Even the very smart can be incredibly stupid | Oliver Burkeman

Any of us might stumble into deep stupidity any time, through little fault of our own

Terry Robinson was an American entrepreneur who made millions in commercial radio. But he died broke, having sent a big chunk of his fortune to a man who’d approached him with an investment opportunity involving vast quantities of gold bullion, allegedly hidden in caves throughout the Philippines. The man, Jim Stuckey, said he needed cash upfront to pay off the cave guards, whereupon the hoard would be theirs to share. And so, in multiple payments over several years, Robinson paid up. His daughter, Maggie Robinson Katz, tells the story in an enthralling two-part instalment of the New Yorker Radio Hour podcast, based on recorded calls between the two men, in which she dwells on one question above all: how could a man smart enough to build a business empire fall for what looks like such an obvious scam?

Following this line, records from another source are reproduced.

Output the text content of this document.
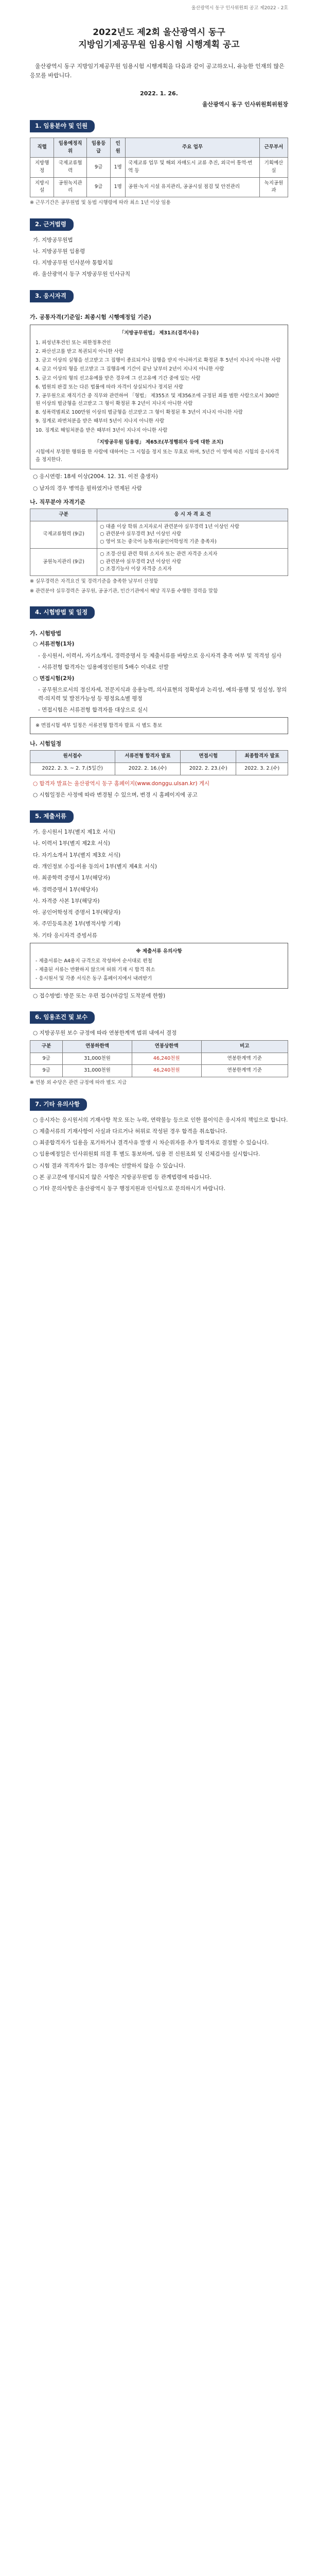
울산광역시 동구 인사위원회 공고 제2022 - 2호
2022년도 제2회 울산광역시 동구
지방임기제공무원 임용시험 시행계획 공고

울산광역시 동구 지방임기제공무원 임용시험 시행계획을 다음과 같이 공고하오니, 유능한 인재의 많은 응모를 바랍니다.

2022. 1. 26.
울산광역시 동구 인사위원회위원장
1. 임용분야 및 인원
직렬	임용예정직위	임용등급	인원	주요 업무	근무부서
지방행정	국제교류협력	9급	1명	국제교류 업무 및 해외 자매도시 교류 추진, 외국어 통역·번역 등	기획예산실
지방시설	공원녹지관리	9급	1명	공원·녹지 시설 유지관리, 공공시설 점검 및 안전관리	녹지공원과
※ 근무기간은 공무원법 및 동법 시행령에 따라 최소 1년 이상 임용
2. 근거법령
가. 지방공무원법
나. 지방공무원 임용령
다. 지방공무원 인사분야 통합지침
라. 울산광역시 동구 지방공무원 인사규칙
3. 응시자격
가. 공통자격(기준일: 최종시험 시행예정일 기준)
「지방공무원법」 제31조(결격사유)
1. 피성년후견인 또는 피한정후견인
2. 파산선고를 받고 복권되지 아니한 사람
3. 금고 이상의 실형을 선고받고 그 집행이 종료되거나 집행을 받지 아니하기로 확정된 후 5년이 지나지 아니한 사람
4. 금고 이상의 형을 선고받고 그 집행유예 기간이 끝난 날부터 2년이 지나지 아니한 사람
5. 금고 이상의 형의 선고유예를 받은 경우에 그 선고유예 기간 중에 있는 사람
6. 법원의 판결 또는 다른 법률에 따라 자격이 상실되거나 정지된 사람
7. 공무원으로 재직기간 중 직무와 관련하여 「형법」 제355조 및 제356조에 규정된 죄를 범한 사람으로서 300만원 이상의 벌금형을 선고받고 그 형이 확정된 후 2년이 지나지 아니한 사람
8. 성폭력범죄로 100만원 이상의 벌금형을 선고받고 그 형이 확정된 후 3년이 지나지 아니한 사람
9. 징계로 파면처분을 받은 때부터 5년이 지나지 아니한 사람
10. 징계로 해임처분을 받은 때부터 3년이 지나지 아니한 사람
「지방공무원 임용령」 제65조(부정행위자 등에 대한 조치)
시험에서 부정한 행위를 한 사람에 대하여는 그 시험을 정지 또는 무효로 하며, 5년간 이 영에 따른 시험의 응시자격을 정지한다.
○ 응시연령: 18세 이상(2004. 12. 31. 이전 출생자)
○ 남자의 경우 병역을 필하였거나 면제된 사람
나. 직무분야 자격기준
구분	응 시 자 격 요 건
국제교류협력 (9급)	○ 대졸 이상 학위 소지자로서 관련분야 실무경력 1년 이상인 사람
○ 관련분야 실무경력 3년 이상인 사람
○ 영어 또는 중국어 능통자(공인어학성적 기준 충족자)
공원녹지관리 (9급)	○ 조경·산림 관련 학위 소지자 또는 관련 자격증 소지자
○ 관련분야 실무경력 2년 이상인 사람
○ 조경기능사 이상 자격증 소지자
※ 실무경력은 자격요건 및 경력기준을 충족한 날부터 산정함
※ 관련분야 실무경력은 공무원, 공공기관, 민간기관에서 해당 직무를 수행한 경력을 말함
4. 시험방법 및 일정
가. 시험방법
○ 서류전형(1차)
- 응시원서, 이력서, 자기소개서, 경력증명서 등 제출서류를 바탕으로 응시자격 충족 여부 및 적격성 심사
- 서류전형 합격자는 임용예정인원의 5배수 이내로 선발
○ 면접시험(2차)
- 공무원으로서의 정신자세, 전문지식과 응용능력, 의사표현의 정확성과 논리성, 예의·품행 및 성실성, 창의력·의지력 및 발전가능성 등 평정요소별 평정
- 면접시험은 서류전형 합격자를 대상으로 실시
※ 면접시험 세부 일정은 서류전형 합격자 발표 시 별도 통보
나. 시험일정
원서접수	서류전형 합격자 발표	면접시험	최종합격자 발표
2022. 2. 3. ~ 2. 7.(5일간)	2022. 2. 16.(수)	2022. 2. 23.(수)	2022. 3. 2.(수)
○ 합격자 발표는 울산광역시 동구 홈페이지(www.donggu.ulsan.kr) 게시
○ 시험일정은 사정에 따라 변경될 수 있으며, 변경 시 홈페이지에 공고
5. 제출서류
가. 응시원서 1부(별지 제1호 서식)
나. 이력서 1부(별지 제2호 서식)
다. 자기소개서 1부(별지 제3호 서식)
라. 개인정보 수집·이용 동의서 1부(별지 제4호 서식)
마. 최종학력 증명서 1부(해당자)
바. 경력증명서 1부(해당자)
사. 자격증 사본 1부(해당자)
아. 공인어학성적 증명서 1부(해당자)
자. 주민등록초본 1부(병적사항 기재)
차. 기타 응시자격 증빙서류
※ 제출서류 유의사항
- 제출서류는 A4용지 규격으로 작성하여 순서대로 편철
- 제출된 서류는 반환하지 않으며 허위 기재 시 합격 취소
- 응시원서 및 각종 서식은 동구 홈페이지에서 내려받기
○ 접수방법: 방문 또는 우편 접수(마감일 도착분에 한함)
6. 임용조건 및 보수
○ 지방공무원 보수 규정에 따라 연봉한계액 범위 내에서 결정
구분	연봉하한액	연봉상한액	비고
9급	31,000천원	46,240천원	연봉한계액 기준
9급	31,000천원	46,240천원	연봉한계액 기준
※ 연봉 외 수당은 관련 규정에 따라 별도 지급
7. 기타 유의사항
○ 응시자는 응시원서의 기재사항 착오 또는 누락, 연락불능 등으로 인한 불이익은 응시자의 책임으로 합니다.
○ 제출서류의 기재사항이 사실과 다르거나 허위로 작성된 경우 합격을 취소합니다.
○ 최종합격자가 임용을 포기하거나 결격사유 발생 시 차순위자를 추가 합격자로 결정할 수 있습니다.
○ 임용예정일은 인사위원회 의결 후 별도 통보하며, 임용 전 신원조회 및 신체검사를 실시합니다.
○ 시험 결과 적격자가 없는 경우에는 선발하지 않을 수 있습니다.
○ 본 공고문에 명시되지 않은 사항은 지방공무원법 등 관계법령에 따릅니다.
○ 기타 문의사항은 울산광역시 동구 행정지원과 인사팀으로 문의하시기 바랍니다.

Except, as the psychology writer Maria Konnikova points out in the podcast, entrepreneurial types are actually more susceptible to being conned. They’re risk-takers who trust their own judgment, and know too much caution can be fatal: the trait that made Robinson a success was the same one that spelled his undoing. If he’d been a hyper-sceptical shrinking violet, he’d never have struck it rich; but nor would he have wired hundreds of thousands of dollars to a man whose manifestly bonkers story of hidden gold literally involved the biblical Ark of the Covenant.